Monday, December 08, 2014

The Plantagenets

The Plantagenets. Dan Jones. 2013. Viking. 560 pages. [Source: Library]

I enjoyed reading this overview of British history. The book examines the reigns of a handful of Plantagenet kings: Henry II, Richard I, John, Henry III, Edward I, Edward II, Edward III, and Richard II. It spans several centuries: 1120-1399. It also overlaps a bit with French history.

The book opens with "The White Ship." It's a dramatic way to start a book. Henry I, the son of William the Conqueror, loses his son and heir in a shipwreck. Henry I has two dozen illegitimate children--give or take one or two. But his only legitimate child is a daughter, Matilda. He remarries hoping presumably to have another child--a son, a new heir. But that is not to be. He marries the widowed Matilda off--it was anything but a love match--and she starts having children of her own, many of them sons. He leaves his kingdom to his daughter, supposedly everyone has sworn their allegiance to her, but, in reality, she's never in a position to reign as queen. Her cousin, Stephen, reigns instead. War follows, naturally. It is not a short war, a quick and decisive war. It is a here and there, on-and-off again war where the people suffer for the family squabble most. Eventually, an agreement of sorts is reached, Stephen will pass the crown to Matilda's son, Henry II. He is the first Plantagenet king. Henry II, if you remember, is married to Eleanor of Aquitaine, the former French queen as well. They have many children together...

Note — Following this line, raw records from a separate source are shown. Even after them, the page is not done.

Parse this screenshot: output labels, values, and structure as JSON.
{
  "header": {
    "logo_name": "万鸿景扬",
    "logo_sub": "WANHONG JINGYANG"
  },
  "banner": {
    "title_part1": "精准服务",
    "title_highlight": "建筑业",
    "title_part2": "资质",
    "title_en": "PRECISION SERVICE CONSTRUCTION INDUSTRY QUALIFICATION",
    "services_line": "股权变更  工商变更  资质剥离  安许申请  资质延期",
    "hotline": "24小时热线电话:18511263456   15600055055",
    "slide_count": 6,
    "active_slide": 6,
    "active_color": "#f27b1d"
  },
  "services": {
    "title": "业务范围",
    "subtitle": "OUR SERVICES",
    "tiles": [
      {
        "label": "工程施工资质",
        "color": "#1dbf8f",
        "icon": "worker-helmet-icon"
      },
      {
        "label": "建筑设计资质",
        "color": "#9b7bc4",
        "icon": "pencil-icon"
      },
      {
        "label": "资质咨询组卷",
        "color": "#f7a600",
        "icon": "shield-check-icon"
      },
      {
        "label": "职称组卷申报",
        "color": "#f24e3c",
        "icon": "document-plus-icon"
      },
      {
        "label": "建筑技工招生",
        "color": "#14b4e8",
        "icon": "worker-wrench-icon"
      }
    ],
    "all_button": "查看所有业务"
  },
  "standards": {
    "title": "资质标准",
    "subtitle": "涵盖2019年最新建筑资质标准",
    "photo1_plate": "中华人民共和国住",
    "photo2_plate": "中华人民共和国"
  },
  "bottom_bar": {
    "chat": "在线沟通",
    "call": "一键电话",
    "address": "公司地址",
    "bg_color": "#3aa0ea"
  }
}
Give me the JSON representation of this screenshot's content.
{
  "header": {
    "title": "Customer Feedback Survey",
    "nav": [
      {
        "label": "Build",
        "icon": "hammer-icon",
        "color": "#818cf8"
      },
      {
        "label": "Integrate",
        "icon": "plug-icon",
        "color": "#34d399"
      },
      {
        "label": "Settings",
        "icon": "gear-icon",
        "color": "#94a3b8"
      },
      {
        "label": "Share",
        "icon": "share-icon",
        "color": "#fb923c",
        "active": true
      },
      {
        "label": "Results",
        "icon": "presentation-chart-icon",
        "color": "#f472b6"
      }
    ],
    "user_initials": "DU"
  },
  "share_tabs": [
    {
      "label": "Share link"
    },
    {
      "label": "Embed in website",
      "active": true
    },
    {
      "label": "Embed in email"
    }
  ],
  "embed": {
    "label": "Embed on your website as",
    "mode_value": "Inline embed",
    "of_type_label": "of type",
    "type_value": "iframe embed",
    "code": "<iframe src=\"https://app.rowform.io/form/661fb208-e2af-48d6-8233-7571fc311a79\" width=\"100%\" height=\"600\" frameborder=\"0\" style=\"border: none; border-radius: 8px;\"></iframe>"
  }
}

The book follows the reigns of each king. It goes into detail with politics and economics. It goes into detail with the struggles of each king. Their strengths and weaknesses, their battles. Sometimes these battles are with the church; sometimes these battles are with the French; sometimes these battles are with the Irish or the Welsh or the Scottish; sometimes these battles are with their own flesh and blood, their family; sometimes these battles are with their own countrymen, the barons, the nobility, or even the peasants. No one king has it all. No one king has a perfect, problem-free reign. It wouldn't necessarily be fair or right to sort the kings into two groups of "good" and "bad." Some kings had a reputation of being horrible, and yet they didn't do anything over and above what other kings before them or after them did. Writers of all centuries can label kings this or that, but, that is because historians can be biased. (Some are openly biased. Some not so much.)

As for the details about each king, what can I say? It's an overview, a detailed overview, to be sure. Some readers may be more of an expert and find fault with statements here and there throughout the book. They may spot myths presented as fact. But I certainly can't be among them. I don't know enough about each and every king.

I found the book to be interesting. Some chapters were more fascinating than others. Some chapters even seemed a bit confusing. But I kept reading.

© 2014 Becky Laney of Becky's Book Reviews


Susan@ Reading World said...

I bought this book but haven't read it yet--and then heard Dan Jones speak at an author event at our library and bought his next book too- The Wars of the Roses. They both sound really good, so I should get reading!

Sherry said...

Becky, have you read Costain's series of four books on the history of medieval England, beginning with The Conquering Family. I highly recommend them if you have not.

Joy Weese Moll (@joyweesemoll) said...

This looks like a good way to get farther back in history. We were mostly interested in the Scientific and Industrial Revolutions in England, so I started about 1600.